- Born: 24 April 1922 Mianwali, British India
- Died: 19 March 2008 (aged 85) Lahore, Pakistan
- Resting place: Mianwali, Pakistan
- Education: Punjab College of Engineering and Technology (B.A.)
- Alma mater: Imperial College London (B.Sc. Engg., DIC and M.Sc. Engg.)
- Spouse: Shaukat Khanum
- Children: 5, including Imran Khan
- Relatives: Hafeez Ullah Niazi (nephew) Najeebullah Khan Niazi (nephew) Irfan Ullah Khan Niazi (nephew) Inamullah Niazi (nephew)

= Ikramullah Khan Niazi =

Pakistani civil engineer (1922-2008)

Ikramullah Khan Niazi (Note: Urdu: ) (24 April 1922 – 19 March 2008) also known as Ikramullah Niazi, was a Pakistani civil engineer, philanthropist, and board member of the Shaukat Khanum Memorial Cancer Hospital & Research Centre (SKMCH&RC) which was founded in honour of his wife, Shaukat Khanum, by their only son, Imran Khan.

==Early life==
Ikramullah Khan was born in Mianwali into a Niazi Pashtun family on 24 April 1922. His father, Muhammad Azeem Khan Niazi, was a physician. Their haveli (mansion), known as Azeem Manzil, is located in Shermankhel Mahallah, Mianwali.

He received his early education in Lahore and graduated from the Punjab College of Engineering and Technology with a Bachelor of Arts.

He graduated from Imperial College London in 1946 with a Bachelor of Engineering degree and a Diploma of Imperial College. He later earned a Master of Science in engineering from the same institution.

Ikramullah was a staunch supporter of the Pakistan Movement during the days of the British Raj and was "fiercely anti-colonial"; he would tell off local waiters at the Lahore Gymkhana Club who would speak to him in English.

==Civil engineering career==
For the years 1960-1961, Ikramullah was a member of the West Pakistan Engineering Congress. He was also a member of the Institution of Mechanical Engineers (IMechE) and a Fellow of the Institution of Engineers (Pakistan).

According to the March 1976 edition of the Quarterly Journal of the Pakistan Engineering Congress, Ikramullah Niazi had acquired more than 30 years of professional engineering experience. His career included 16 years with the Communication and Works Department, where he served as Assistant Executive Engineer, Executive Engineer, and Superintending Engineer. He sought retirement in 1959.

In those roles, he was responsible for the design, planning, and supervision of numerous highway, building, water supply, and drainage projects. He also played a key role in reorganising the Buildings and Road Research Laboratory in Lahore. The journal noted that he founded Republic Engineering Corporation Limited in 1962 and had been serving as its principal for the past 14 years. His primary area of expertise was soil mechanics with the journal adding that he possessed extensive experience in highway design.

A February 1977 declassified cable from the American Consulate in Lahore, sent to Washington, D.C., as well as the American Consulate in Karachi and the American Embassy in Islamabad, reported that Ikramullah Niazi was the director of Republic Engineering Corporation Limited, a company described as having a good reputation.

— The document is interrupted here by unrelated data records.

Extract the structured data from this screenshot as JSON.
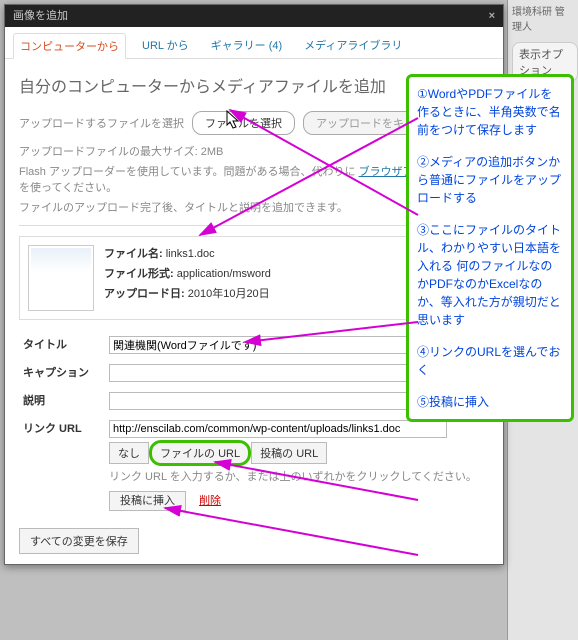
{
  "wpback": {
    "crumb": "環境科研 管理人",
    "opt": "表示オプション"
  },
  "modal": {
    "title": "画像を追加",
    "tabs": [
      "コンピューターから",
      "URL から",
      "ギャラリー (4)",
      "メディアライブラリ"
    ],
    "heading": "自分のコンピューターからメディアファイルを追加",
    "upload_label": "アップロードするファイルを選択",
    "choose_btn": "ファイルを選択",
    "cancel_btn": "アップロードをキャンセル",
    "maxsize": "アップロードファイルの最大サイズ: 2MB",
    "flash_a": "Flash アップローダーを使用しています。問題がある場合、代わりに",
    "flash_link": "ブラウザアップローダー",
    "flash_b": "を使ってください。",
    "after": "ファイルのアップロード完了後、タイトルと説明を追加できます。",
    "file": {
      "name_l": "ファイル名:",
      "name_v": "links1.doc",
      "type_l": "ファイル形式:",
      "type_v": "application/msword",
      "date_l": "アップロード日:",
      "date_v": "2010年10月20日"
    },
    "form": {
      "title_l": "タイトル",
      "title_v": "関連機関(Wordファイルです)",
      "caption_l": "キャプション",
      "desc_l": "説明",
      "url_l": "リンク URL",
      "url_v": "http://enscilab.com/common/wp-content/uploads/links1.doc",
      "url_none": "なし",
      "url_file": "ファイルの URL",
      "url_post": "投稿の URL",
      "url_hint": "リンク URL を入力するか、または上のいずれかをクリックしてください。",
      "insert": "投稿に挿入",
      "delete": "削除",
      "saveall": "すべての変更を保存"
    }
  },
  "callout": {
    "n1": "①WordやPDFファイルを作るときに、半角英数で名前をつけて保存します",
    "n2": "②メディアの追加ボタンから普通にファイルをアップロードする",
    "n3": "③ここにファイルのタイトル、わかりやすい日本語を入れる 何のファイルなのかPDFなのかExcelなのか、等入れた方が親切だと思います",
    "n4": "④リンクのURLを選んでおく",
    "n5": "⑤投稿に挿入"
  }
}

The cable noted that the firm was involved in a range of major engineering projects such as: planning and preparation of project with estimated cost of DOLS60 million under Salinity Control and Reclamation Project (SCARP) for Water and Power Development Authority (WAPDA); complete design and supervision of construction of six rice mills, a textile mill, Italian Chancery Building, Electrical Engineering Department of Engineering University, Arts Council's Auditorium (estimated cost of these buildings is DOLS 60 million). Survey, design and supervision of construction for 170-km on Indus Super Highway, etc. Company is associated with foreign organizations including Checchi and Co. of Washington, D.C., and collaborates with them on projects on a case-to-case basis. Company is reported to be in negotiation with the Saudi Arabian government for providing its services.

The cable also stated: "Company's directorate including Ikramullah are reported highly qualified and well experienced professional engineers. Eighty percent of its staff qualified and experienced professionals, remaining twenty percent is unskilled office staff. Considered suitable for trade contacts."

==Personal life==
He had three brothers.

He married Shaukat Khanum and they had five children: four daughters and one son, Imran Khan.

==Later life and death==
He was also a philanthropist, founding a charity called the Pakistan Educational Society which funded the university education of underprivileged but talented children. He also served as a board member of the Shaukat Khanum Memorial Cancer Hospital & Research Centre (SKMCH&RC) in his later years. He died on 19 March 2008 at the age of 85 from pneumonia for which he was being treated for at SKMCH&RC.

His funeral prayers were led by Qazi Hussain Ahmad. He is buried at the family's ancestral graveyard in Mianwali next to his parents.